TWO law firms are to defend a negligence claim running into millions of pounds after allegedly failing to warn their clients a property they were buying was “seriously overvalued”.
Jeffrey Green Russell and Lovell White Durrant both say they will contest their liability vigorously at the High Court trial scheduled for Monday next week.
Rentaminster, a property company now in receivership, and the Scandinavian bank SBG Holdings, claim the firms acted negligently over the drawing up of certificates of title to a property Rentaminster bought for u2.5 million in 1989 with the help of the bank.
The allegations focus on the drawing up of a certificate of title to the property, Longbridge Manor, owned by vendors Sales Booster International (SBI).
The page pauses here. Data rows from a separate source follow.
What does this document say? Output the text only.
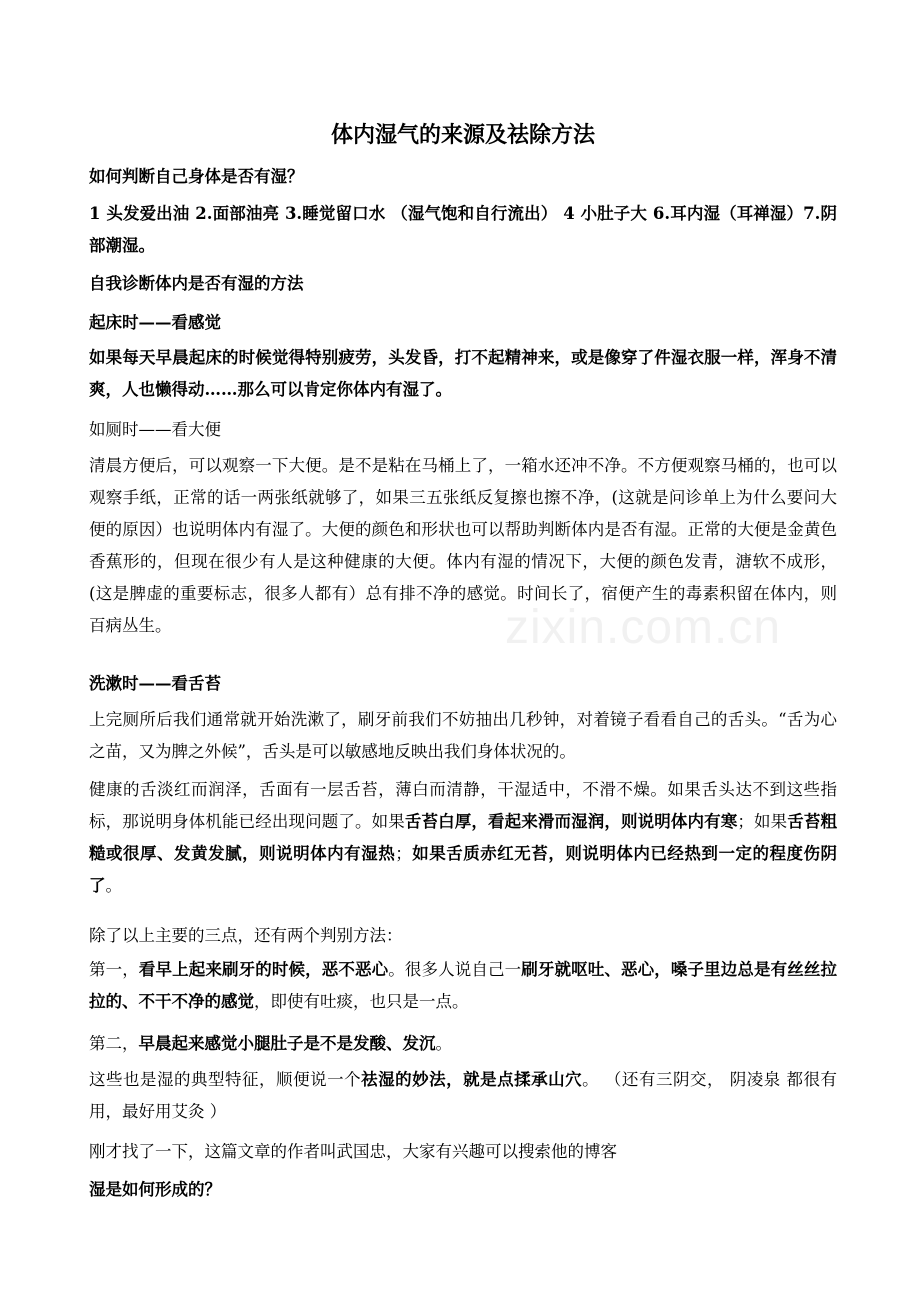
体内湿气的来源及祛除方法
如何判断自己身体是否有湿？
1 头发爱出油 2.面部油亮 3.睡觉留口水 （湿气饱和自行流出） 4 小肚子大 6.耳内湿（耳禅湿）7.阴部潮湿。
自我诊断体内是否有湿的方法
起床时——看感觉
如果每天早晨起床的时候觉得特别疲劳，头发昏，打不起精神来，或是像穿了件湿衣服一样，浑身不清爽，人也懒得动……那么可以肯定你体内有湿了。
如厕时——看大便
清晨方便后，可以观察一下大便。是不是粘在马桶上了，一箱水还冲不净。不方便观察马桶的，也可以观察手纸，正常的话一两张纸就够了，如果三五张纸反复擦也擦不净，(这就是问诊单上为什么要问大便的原因）也说明体内有湿了。大便的颜色和形状也可以帮助判断体内是否有湿。正常的大便是金黄色香蕉形的，但现在很少有人是这种健康的大便。体内有湿的情况下，大便的颜色发青，溏软不成形，(这是脾虚的重要标志，很多人都有）总有排不净的感觉。时间长了，宿便产生的毒素积留在体内，则百病丛生。
洗漱时——看舌苔
上完厕所后我们通常就开始洗漱了，刷牙前我们不妨抽出几秒钟，对着镜子看看自己的舌头。“舌为心之苗，又为脾之外候”，舌头是可以敏感地反映出我们身体状况的。
健康的舌淡红而润泽，舌面有一层舌苔，薄白而清静，干湿适中，不滑不燥。如果舌头达不到这些指标，那说明身体机能已经出现问题了。如果舌苔白厚，看起来滑而湿润，则说明体内有寒；如果舌苔粗糙或很厚、发黄发腻，则说明体内有湿热；如果舌质赤红无苔，则说明体内已经热到一定的程度伤阴了。
除了以上主要的三点，还有两个判别方法：
第一，看早上起来刷牙的时候，恶不恶心。很多人说自己一刷牙就呕吐、恶心，嗓子里边总是有丝丝拉拉的、不干不净的感觉，即使有吐痰，也只是一点。
第二，早晨起来感觉小腿肚子是不是发酸、发沉。
这些也是湿的典型特征，顺便说一个祛湿的妙法，就是点揉承山穴。 （还有三阴交， 阴凌泉 都很有用，最好用艾灸 ）
刚才找了一下，这篇文章的作者叫武国忠，大家有兴趣可以搜索他的博客
湿是如何形成的？
zixin.com.cn
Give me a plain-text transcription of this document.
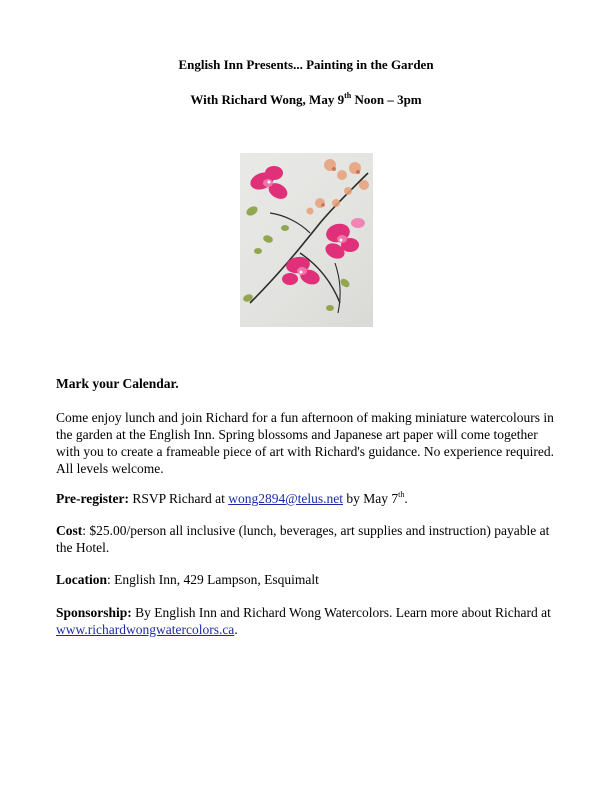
English Inn Presents... Painting in the Garden
With Richard Wong, May 9th Noon – 3pm
Mark your Calendar.
Come enjoy lunch and join Richard for a fun afternoon of making miniature watercolours in the garden at the English Inn. Spring blossoms and Japanese art paper will come together with you to create a frameable piece of art with Richard's guidance. No experience required. All levels welcome.
Pre-register: RSVP Richard at wong2894@telus.net by May 7th.
Cost: $25.00/person all inclusive (lunch, beverages, art supplies and instruction) payable at the Hotel.
Location: English Inn, 429 Lampson, Esquimalt
Sponsorship: By English Inn and Richard Wong Watercolors. Learn more about Richard at www.richardwongwatercolors.ca.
Jeffrey Green Russell was acting for Rentaminster and Lovell White Durrant for the bank, the writ says.
It is alleged a co-defendant, valuers Peter Bromwich & Co, had seriously overvalued the property by exaggerating the effect of planning consent attached to it.
And the writ claims Jeffrey Green Russell, which drew up the certificate of title, should have alerted Rentaminster to the problems over planning consent which had led directly to the overvaluing of the property.
The writ goes on to claim Lovells also acted negligently in its advice to the bank by claiming it could rely on the certificate as proof of the property's value. It also alleges the firm failed to ensure the certificate was drawn up properly.
The firm acting for the plaintiffs, Reid Minty, believes it is the first case of its kind where certificates of title have been the centre of High Court litigation.
“Certificates of title are a common City device – the question is over the responsibilities firms have in drawing them up,” says partner Stephen Moss.